Mas uma busca que não é conduzida pelo bom senso não é necessariamente uma busca inútil. Pelo contrário, para as personagens deste filme, as lutas de cada um, diferentes é verdade, são radicais, no sentido em que lutam para descobrir a raiz de alguma coisa que perderam, ou que sabem que precisam de encontrar. Noutros casos, porém, a luta faz-se para reprimir e tentar escapar a um erro (que devemos considerar no sentido de desvio ou falta, e não de engano) de matriz psicológica que interfere na convivência com o outro e que dá origem a uma diferenciação, mais ou menos generalizada, pela negativa.

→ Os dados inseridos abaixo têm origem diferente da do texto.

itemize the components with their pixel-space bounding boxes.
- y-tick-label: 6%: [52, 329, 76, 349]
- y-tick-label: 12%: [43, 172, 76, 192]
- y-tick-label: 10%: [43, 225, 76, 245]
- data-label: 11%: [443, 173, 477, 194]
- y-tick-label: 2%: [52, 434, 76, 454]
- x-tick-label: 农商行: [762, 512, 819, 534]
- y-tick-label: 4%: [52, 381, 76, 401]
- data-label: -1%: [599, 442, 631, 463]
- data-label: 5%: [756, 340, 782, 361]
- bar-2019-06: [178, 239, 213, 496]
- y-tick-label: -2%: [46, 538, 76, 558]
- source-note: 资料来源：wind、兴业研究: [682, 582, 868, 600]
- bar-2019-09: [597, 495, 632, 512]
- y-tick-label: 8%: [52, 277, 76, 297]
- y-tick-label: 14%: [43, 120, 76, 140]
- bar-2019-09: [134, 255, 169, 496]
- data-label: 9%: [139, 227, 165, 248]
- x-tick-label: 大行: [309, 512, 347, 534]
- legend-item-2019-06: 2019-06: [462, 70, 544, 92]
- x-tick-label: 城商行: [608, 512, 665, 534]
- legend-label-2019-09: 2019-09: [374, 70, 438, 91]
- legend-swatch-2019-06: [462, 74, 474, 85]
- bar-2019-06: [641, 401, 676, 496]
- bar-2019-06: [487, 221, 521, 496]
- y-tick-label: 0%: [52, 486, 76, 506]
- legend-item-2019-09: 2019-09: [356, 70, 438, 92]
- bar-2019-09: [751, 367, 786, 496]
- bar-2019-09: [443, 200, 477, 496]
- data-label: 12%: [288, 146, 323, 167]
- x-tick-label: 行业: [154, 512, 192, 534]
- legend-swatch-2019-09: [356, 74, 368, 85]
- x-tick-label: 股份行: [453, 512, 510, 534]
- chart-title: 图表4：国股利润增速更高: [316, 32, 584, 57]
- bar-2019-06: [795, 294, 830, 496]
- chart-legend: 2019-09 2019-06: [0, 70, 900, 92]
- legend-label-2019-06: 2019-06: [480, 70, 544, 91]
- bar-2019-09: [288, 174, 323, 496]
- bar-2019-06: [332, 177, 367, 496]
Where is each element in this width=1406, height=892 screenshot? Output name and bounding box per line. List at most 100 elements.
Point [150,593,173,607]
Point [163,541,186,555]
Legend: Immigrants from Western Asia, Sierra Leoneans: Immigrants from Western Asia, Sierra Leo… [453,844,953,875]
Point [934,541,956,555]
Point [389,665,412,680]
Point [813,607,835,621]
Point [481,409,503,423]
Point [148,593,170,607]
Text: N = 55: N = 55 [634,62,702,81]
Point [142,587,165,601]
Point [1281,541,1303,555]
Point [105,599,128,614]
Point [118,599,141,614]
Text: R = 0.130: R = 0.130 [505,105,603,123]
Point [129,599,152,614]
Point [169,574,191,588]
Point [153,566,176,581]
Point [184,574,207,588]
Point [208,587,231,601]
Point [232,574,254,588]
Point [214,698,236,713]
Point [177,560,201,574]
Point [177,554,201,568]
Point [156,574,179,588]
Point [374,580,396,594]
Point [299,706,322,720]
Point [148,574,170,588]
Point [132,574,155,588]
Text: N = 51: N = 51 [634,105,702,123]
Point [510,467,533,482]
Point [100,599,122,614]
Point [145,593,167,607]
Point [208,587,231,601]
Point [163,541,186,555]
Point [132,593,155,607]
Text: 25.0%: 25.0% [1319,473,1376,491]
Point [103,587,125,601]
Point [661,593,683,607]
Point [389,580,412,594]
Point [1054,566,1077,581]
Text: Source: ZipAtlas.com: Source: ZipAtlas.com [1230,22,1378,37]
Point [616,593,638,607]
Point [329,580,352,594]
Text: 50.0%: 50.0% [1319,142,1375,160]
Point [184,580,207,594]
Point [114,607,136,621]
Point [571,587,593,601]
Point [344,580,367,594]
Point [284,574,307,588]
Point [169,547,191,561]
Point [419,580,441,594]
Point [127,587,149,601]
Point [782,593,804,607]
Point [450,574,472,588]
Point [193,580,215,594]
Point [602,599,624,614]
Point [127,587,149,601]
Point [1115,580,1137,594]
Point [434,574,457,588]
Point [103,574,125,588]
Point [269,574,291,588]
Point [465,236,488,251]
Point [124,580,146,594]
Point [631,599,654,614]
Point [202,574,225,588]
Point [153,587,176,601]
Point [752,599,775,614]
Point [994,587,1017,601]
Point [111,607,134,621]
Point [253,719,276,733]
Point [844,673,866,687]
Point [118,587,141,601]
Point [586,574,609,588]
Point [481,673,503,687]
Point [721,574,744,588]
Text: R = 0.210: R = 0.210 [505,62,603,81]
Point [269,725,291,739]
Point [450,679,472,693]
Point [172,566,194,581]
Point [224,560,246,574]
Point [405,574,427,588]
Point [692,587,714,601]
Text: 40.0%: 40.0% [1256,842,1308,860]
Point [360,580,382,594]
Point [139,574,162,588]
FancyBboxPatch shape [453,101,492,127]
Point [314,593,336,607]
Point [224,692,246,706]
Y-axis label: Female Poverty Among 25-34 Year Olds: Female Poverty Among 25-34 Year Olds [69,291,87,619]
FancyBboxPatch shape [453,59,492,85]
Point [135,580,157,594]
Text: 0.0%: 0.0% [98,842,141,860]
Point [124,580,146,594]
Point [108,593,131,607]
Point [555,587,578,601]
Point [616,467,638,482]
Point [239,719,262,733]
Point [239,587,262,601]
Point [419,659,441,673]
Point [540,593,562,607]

A dada altura, numa troca de opiniões entre mulheres pertencentes a um clube de leitura, a propósito das diversas leituras que haviam feito do romance de Gustave Flaubert, Madame Bovary, gera-se uma interessante discussão entre duas personagens. Nesta troca de palavras, uma delas representa, através da sua opinião fechada e impermeável a novas ideias, uma sociedade puritana. Sarah, que defende a complexidade de Emma Bovary, oferece-nos, julgo eu, a ideia que define o filme (e o livro?). Todas as procuras, todas as lutas de que falei antes são, afinal, fundamentais, porque guiadas pela «fome»: os seus actos, os de Madame Bovary e os das pessoas que acompanhamos no filme, são guiados pela fome de saber que deve haver mais qualquer coisa que nos está vedada, seja por que motivo for.

sexta-feira, fevereiro 02, 2007

Fundo Antigo da FCUP

Fiquei a saber da notícia por intermédio de outro blogue, o Assim Mesmo. O Fundo Antigo da Faculdade de Ciências do Porto foi digitalizado e encontra-se disponível online. Eu já visitei o site, vi páginas de alguns livros e, de facto, o número e a qualidade das obras digitalizadas é impressionante. Este acervo pode ser visitado aqui e passará a fazer parte também da minha lista de links.